While sanctions against Iran have been lifted, restrictions on trade in U.S. dollars for the country’s banks remain, making it difficult to sell oil on the open market.
As reported here just over three years ago, the $20 billion agreement was initially signed in April 2014 when Iran was under Western sanctions over its nuclear program. Russian traders were to participate in the selling of Iranian oil. In exchange, Iran wanted essential goods and technology from Russia.
Iran and Russia have made progress towards an oil-for-goods deal sources said would be worth up to $20 billion, which would enable Tehran to boost vital energy exports in defiance of Western sanctions, people familiar with the negotiations told Reuters.
In January Reuters reported Moscow and Tehran were discussing a barter deal that would see Moscow buy up to 500,000 barrels a day of Iranian oil in exchange for Russian equipment and goods.
The White House has said such a deal would raise “serious concerns” and would be inconsistent with the nuclear talks between world powers and Iran.
Little did the U.S. know back in 2014 that less than three years later, Russia would also be running the U.S., courtesy of wholesale manipulation of tens of millions of Americans, whom it hacked and convinced to vote for Trump.
Sarcasm aside, when the sanctions against Tehran were lifted in 2016, Russian Energy Minister Alexander Novak said the deal was no longer necessary. However, Novak said in March 2017 that the plan was back on the table with Russia buying 100,000 barrels per day from Iran and selling the country $45 billion worth of goods, Russia Today reported.
Russia and Iran discussed energy, electricity, nuclear energy, gas and oil, as well as cooperation in the field of railways, industry, and agriculture.

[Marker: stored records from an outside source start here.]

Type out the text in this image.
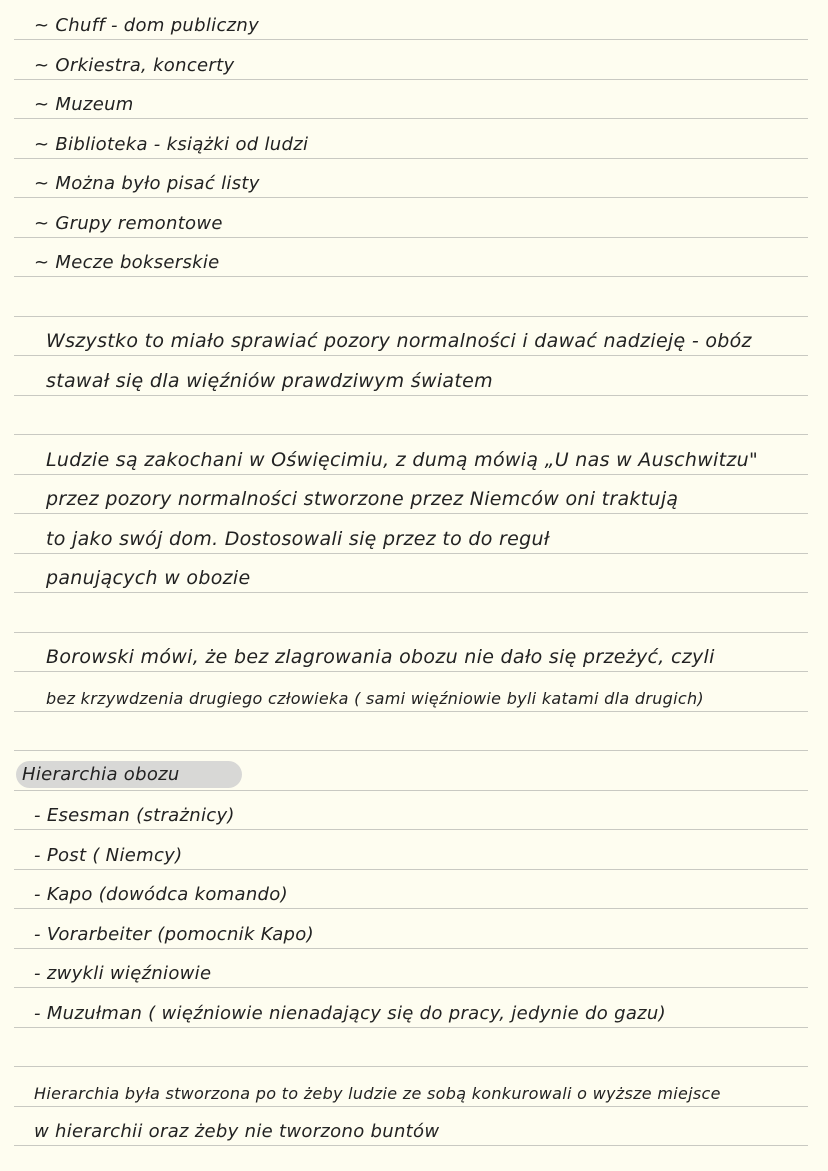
~ Chuff - dom publiczny
~ Orkiestra, koncerty
~ Muzeum
~ Biblioteka - książki od ludzi
~ Można było pisać listy
~ Grupy remontowe
~ Mecze bokserskie
Wszystko to miało sprawiać pozory normalności i dawać nadzieję - obóz
stawał się dla więźniów prawdziwym światem
Ludzie są zakochani w Oświęcimiu, z dumą mówią „U nas w Auschwitzu"
przez pozory normalności stworzone przez Niemców oni traktują
to jako swój dom. Dostosowali się przez to do reguł
panujących w obozie
Borowski mówi, że bez zlagrowania obozu nie dało się przeżyć, czyli
bez krzywdzenia drugiego człowieka ( sami więźniowie byli katami dla drugich)
Hierarchia obozu
- Esesman (strażnicy)
- Post ( Niemcy)
- Kapo (dowódca komando)
- Vorarbeiter (pomocnik Kapo)
- zwykli więźniowie
- Muzułman ( więźniowie nienadający się do pracy, jedynie do gazu)
Hierarchia była stworzona po to żeby ludzie ze sobą konkurowali o wyższe miejsce
w hierarchii oraz żeby nie tworzono buntów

Novak had announced in February that Russia’s state trading enterprise Promsirieimport has been authorized by the government to carry out the purchase of Iran’s oil through the oil-for-goods program under study by both countries. Meanwhile, Zanganeh had been quoted by the media as saying that Iran would be paid in cash for half of the oil that would be sold to Russia. The due payments for the remaining half would be made in goods and services, the Iranian minister had said.
A February report by the International Monetary Fund said that while Iran has been reconnected to SWIFT, significant challenges prevent Iranian banks fully-reconnecting to global banks still exist mostly due to remaining U.S. sanctions.
“U.S. primary sanctions apply to U.S. financial institutions and companies, including their non-U.S. branches (but not their subsidiaries). Moreover, with very limited exceptions, businesses and individuals related to the U.S. continue to be generally prohibited from dealing with Iran, including with the government,” the IMF said.
“U.S. dollar clearing restrictions have not been lifted and pose a significant challenge for non-U.S. banks who may do business with Iran, but may not be paid in U.S. dollars,” it added.
And since necessity is the mother of invention, what better way to bypass the world’s reserve currency than to go back to the way commerce was conducted before currencies were even created: through barter.